By Priscila Korb
“Everybody loves penguins!” said Dr. Heather Lynch, assistant professor of ecology and evolution.
Though not everyone may love penguins, Dr. Lynch has definitely shown interest in them, specifically the chinstrap penguins of Antarctica.
Dr. Lynch, who has only been at Stony Brook for two years, has been working on gathering data on the diversity and abundance of Antarctic wildlife for almost 20 years.
Over the summer, Dr. Lynch and her team published a paper in Polar Biology confirming the decline in the chinstrap penguin population in the Antarctic Deception Island, according to Lynch. “Most people were concerned that the decline was caused by an increase in visitation,” said Lynch. “I was not ready to place blame on tourism. Then we found out it was due to climate change.”
In addition to using the data that was received from the four scientists on Lynch’s team who went to Antarctica by boat to do a complete biological census, Lynch used satellite imagery to observe the penguins for herself. “Just using the satellite, I was able to estimate the penguin abundance,” she said. “The cruise cost $75,000 and took 12 weeks, the satellite cost nothing to use and I can do it in four hours. It’s a shift in the way we can monitor hard work.”
This semester Dr. Lynch has brought her penguin research to Stony Brook. Since last January, she has been analyzing penguin voice recordings in the lab with Christina Leung, a junior math major who will be changing her major to biology.
“We had automated stations which recorded 20 minutes of audio everyday,” said Lynch. “We can use the chick calls to age chicks based on the frequency and use this to determine the timing of breeding.”

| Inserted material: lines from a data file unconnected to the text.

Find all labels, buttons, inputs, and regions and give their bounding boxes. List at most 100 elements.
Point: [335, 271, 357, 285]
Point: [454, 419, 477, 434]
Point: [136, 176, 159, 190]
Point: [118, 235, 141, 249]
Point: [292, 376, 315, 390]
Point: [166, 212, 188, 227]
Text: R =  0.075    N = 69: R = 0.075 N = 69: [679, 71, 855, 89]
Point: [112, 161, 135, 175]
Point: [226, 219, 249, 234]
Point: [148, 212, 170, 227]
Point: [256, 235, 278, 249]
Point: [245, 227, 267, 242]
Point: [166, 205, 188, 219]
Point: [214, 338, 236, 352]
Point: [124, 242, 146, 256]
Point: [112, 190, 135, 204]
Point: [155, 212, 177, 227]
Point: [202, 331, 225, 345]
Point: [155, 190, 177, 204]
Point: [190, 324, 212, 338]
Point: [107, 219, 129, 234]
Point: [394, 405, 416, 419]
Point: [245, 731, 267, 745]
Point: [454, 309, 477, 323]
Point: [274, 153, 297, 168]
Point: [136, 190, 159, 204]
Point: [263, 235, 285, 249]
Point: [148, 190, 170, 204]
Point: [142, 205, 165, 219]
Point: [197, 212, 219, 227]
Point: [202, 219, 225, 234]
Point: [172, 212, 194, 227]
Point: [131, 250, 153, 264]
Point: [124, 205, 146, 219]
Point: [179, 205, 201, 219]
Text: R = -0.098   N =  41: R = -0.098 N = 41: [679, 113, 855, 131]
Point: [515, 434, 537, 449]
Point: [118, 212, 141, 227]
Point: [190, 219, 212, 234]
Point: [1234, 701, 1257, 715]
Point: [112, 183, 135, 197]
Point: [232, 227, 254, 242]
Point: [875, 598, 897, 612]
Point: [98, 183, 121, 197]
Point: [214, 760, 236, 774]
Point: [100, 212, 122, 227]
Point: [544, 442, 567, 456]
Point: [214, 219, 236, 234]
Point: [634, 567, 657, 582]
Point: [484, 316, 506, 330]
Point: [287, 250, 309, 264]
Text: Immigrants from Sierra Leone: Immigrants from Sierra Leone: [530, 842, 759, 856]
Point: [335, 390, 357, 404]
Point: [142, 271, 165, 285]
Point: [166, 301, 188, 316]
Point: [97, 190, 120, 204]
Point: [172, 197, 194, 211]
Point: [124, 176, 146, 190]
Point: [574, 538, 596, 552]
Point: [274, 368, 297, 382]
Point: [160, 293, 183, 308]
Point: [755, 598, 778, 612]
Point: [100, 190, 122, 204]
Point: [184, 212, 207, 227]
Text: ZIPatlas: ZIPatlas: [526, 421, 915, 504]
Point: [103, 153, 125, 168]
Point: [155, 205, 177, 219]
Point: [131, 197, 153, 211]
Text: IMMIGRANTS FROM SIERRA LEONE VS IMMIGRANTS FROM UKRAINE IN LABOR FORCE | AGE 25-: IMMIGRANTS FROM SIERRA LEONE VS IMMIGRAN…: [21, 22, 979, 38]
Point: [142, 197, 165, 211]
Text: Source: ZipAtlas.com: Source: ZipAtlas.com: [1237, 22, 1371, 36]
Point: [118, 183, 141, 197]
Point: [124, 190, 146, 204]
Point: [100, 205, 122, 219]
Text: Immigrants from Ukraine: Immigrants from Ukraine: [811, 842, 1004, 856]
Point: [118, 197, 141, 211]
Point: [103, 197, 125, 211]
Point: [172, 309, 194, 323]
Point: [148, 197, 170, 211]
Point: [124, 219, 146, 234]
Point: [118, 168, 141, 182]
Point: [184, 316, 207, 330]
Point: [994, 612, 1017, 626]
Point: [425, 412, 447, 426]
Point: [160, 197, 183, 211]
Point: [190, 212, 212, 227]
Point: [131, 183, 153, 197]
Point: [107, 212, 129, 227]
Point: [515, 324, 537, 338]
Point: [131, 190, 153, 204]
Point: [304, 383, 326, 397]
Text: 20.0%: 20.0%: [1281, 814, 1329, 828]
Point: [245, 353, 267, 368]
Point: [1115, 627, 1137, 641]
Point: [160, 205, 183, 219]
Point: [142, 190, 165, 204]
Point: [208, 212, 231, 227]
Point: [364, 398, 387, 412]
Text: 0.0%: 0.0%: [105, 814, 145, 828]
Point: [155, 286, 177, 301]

Leung has been working on listening to the chick calls of chinstrap penguins and recording the frequency to determine if there is a difference in the frequencies based on the penguin’s age. She became involved in this project in the spring of her sophomore year when she took BIO 204. During the course she met an instructor who recommended her to Dr. Lynch’s new lab. Dr. Lynch was eager to get students involved.
“Students who are in math, computer science, etc., don’t realize they have opportunities in life science labs. Life science students would kill to have that kind of experience,” said Lynch.
Both Lynch and Leung encourage all students to try to work in a lab. Her advice is simple: “Keep trying. Don’t give up.”